Maple Leaf has many reasons to look beyond meat products to build its business. For one, biosecurity issues lurk all over the world, starting with the African swine flu, which is raising havoc in Asia. Canada is one case away from seeing borders closed to many countries around the world.
The livestock industry is very fragile – the beef sector knows that too well after the mad cow crisis 15 years ago.
Certainly the demand for pork and other processed meat products has remained robust despite the overpowering rhetoric we’ve heard recently about the world succumbing to veganism. But the rise of flexitarianism is real.
So companies like Maple Leaf are investing in vegetable proteins, despite their heritage and past commitments towards traditional protein sources. In order to focus more on plant-based dieting, Maple Leaf has acquired two U.S.-based companies. Building a new facility is a natural extension of an ongoing strategy to help Maple Leaf pivot between major protein sources. The rationale has merit.
But Maple Leaf is building its plant in the U.S., not in Canada, despite the fact that peas will be the plant’s main ingredient. And Canada is one of the world’s largest pea producers. This speaks to how anemic our food processing industry has become.
Food processing in Canada desperately needs measures to enhance its competitiveness. Countless federally-licensed facilities are in need of serious capital investment. Visits to some of these plants seem like time-travel – the technologies used are decades old.
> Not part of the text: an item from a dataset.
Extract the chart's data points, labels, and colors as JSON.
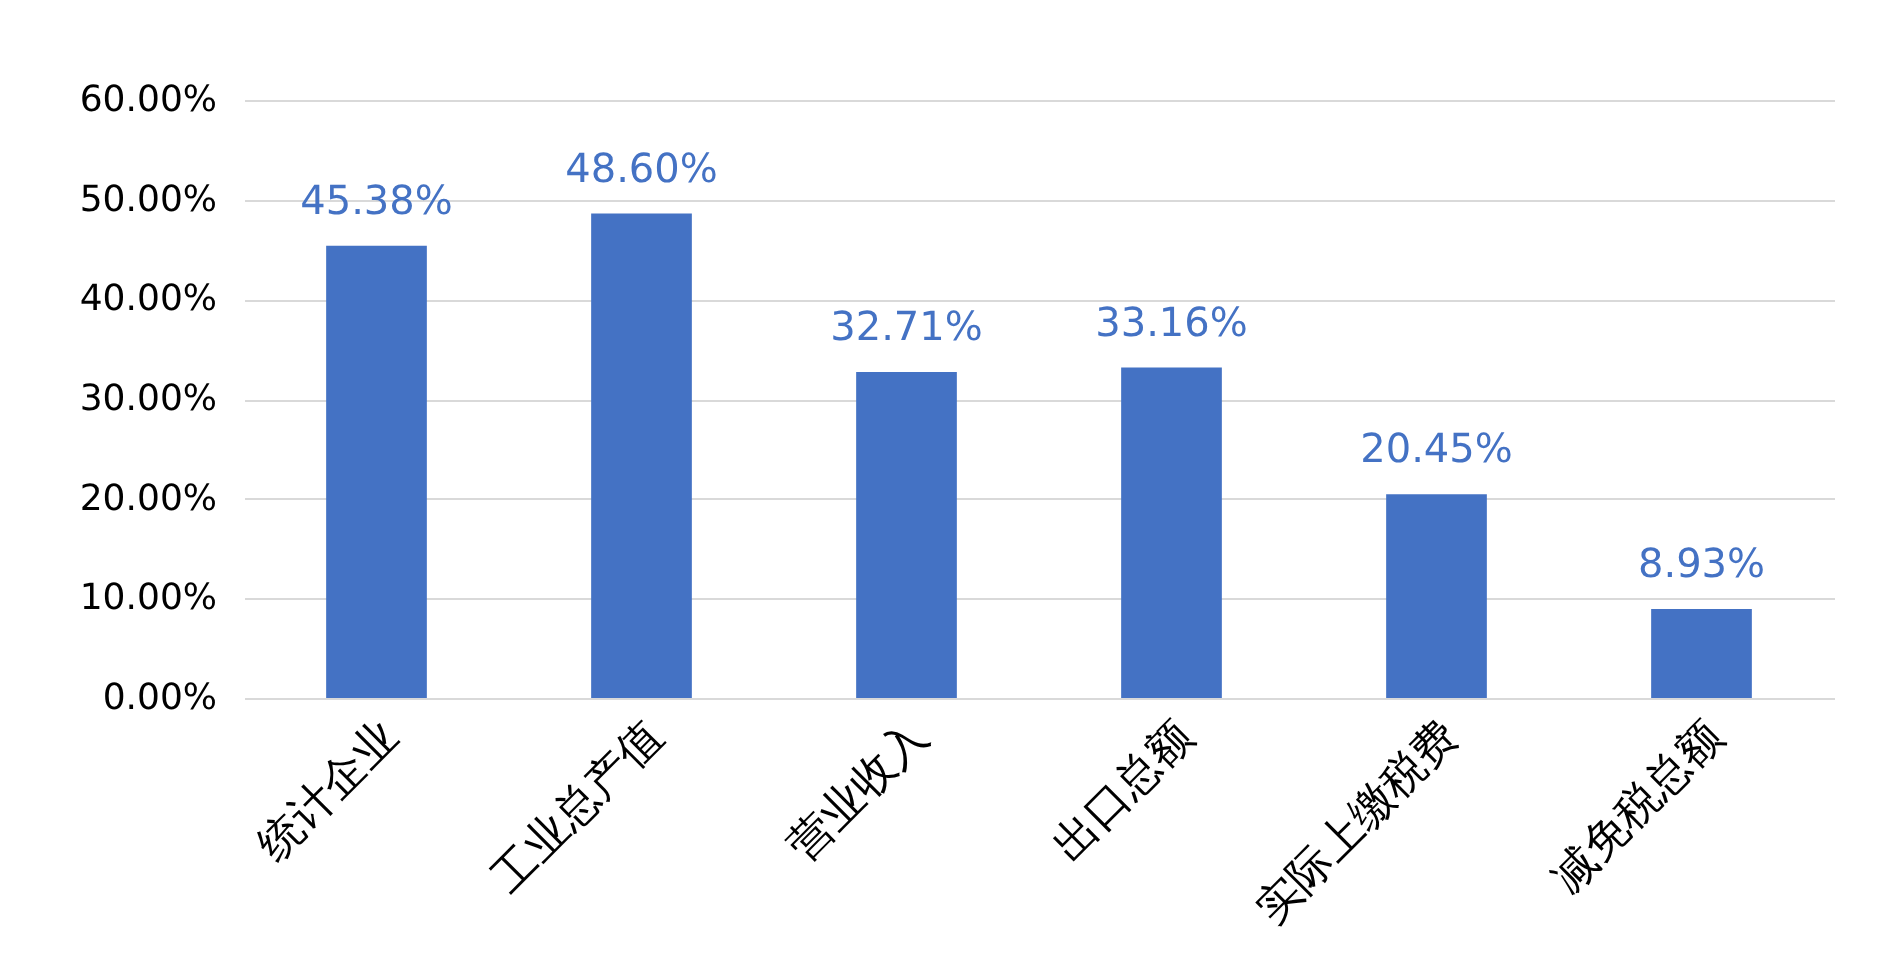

Canada has increasing difficulty attracting foreign investors, in part due to unpredictable new policies affecting the business environment. And it’s not just about taxes and regulations. It’s also about providing a stable, sustainable focus on factors that enable economic growth and talent management. On these fronts, the U.S. has been outwitting Canada for a few years.
According to a report by Food & Consumer Products of Canada (FCPC), which represents food manufacturers, 83 per cent of new, branded products launched in Canada were neither developed nor manufactured here. This lack of innovation is deeply rooted in our inability to think creatively and generate intellectual property for this critical part of the agri-food sector.
Growing challenges linked to labour, costs and skill management are more than apparent, and the situation is getting worse. According to the same survey by FCPC, the number of full-time employees in the industry has declined by 7.3 per cent over the last five years. Labour and operation relocations outside of Canada are to blame. That’s meant the loss of 22,000 jobs in food manufacturing. Essentially, the sector has lost 12 jobs a day, every day, for five years.
In addition, our infrastructure to move food products is highly deficient compared to the U.S.
So Maple Leaf is building a plant in Indiana simply because it makes perfect business sense. In fact, the company didn’t have much of a choice.
Unless some market fundamentals change, Canada has no case for new processing plants. In the last decade, the U.S. has seen almost 4,000 new plants built. Canada has seen just 20.
Something is clearly wrong. We have an abundance of ingredients and are on the leading edge of artificial intelligence that can make our manufacturing more efficient and productive. But those factors can’t compensate for our unskilled labour force, capital access deficiencies and poor infrastructure.
The federal government has set an agri-food export target of $85 billion by 2025. That can only be reached by making our food-processing sector more competitive.
Canada needed the nearly 500 jobs created by the Maple Leaf facility in Indiana, but we can hardly blame the company for making the choice it did.
By Sylvain Charlebois
Dr. Sylvain Charlebois is senior director of the agri-food analytics lab and a professor in food distribution and policy at at Dalhousie University, and a senior fellow with the Atlantic Institute for Market Studies.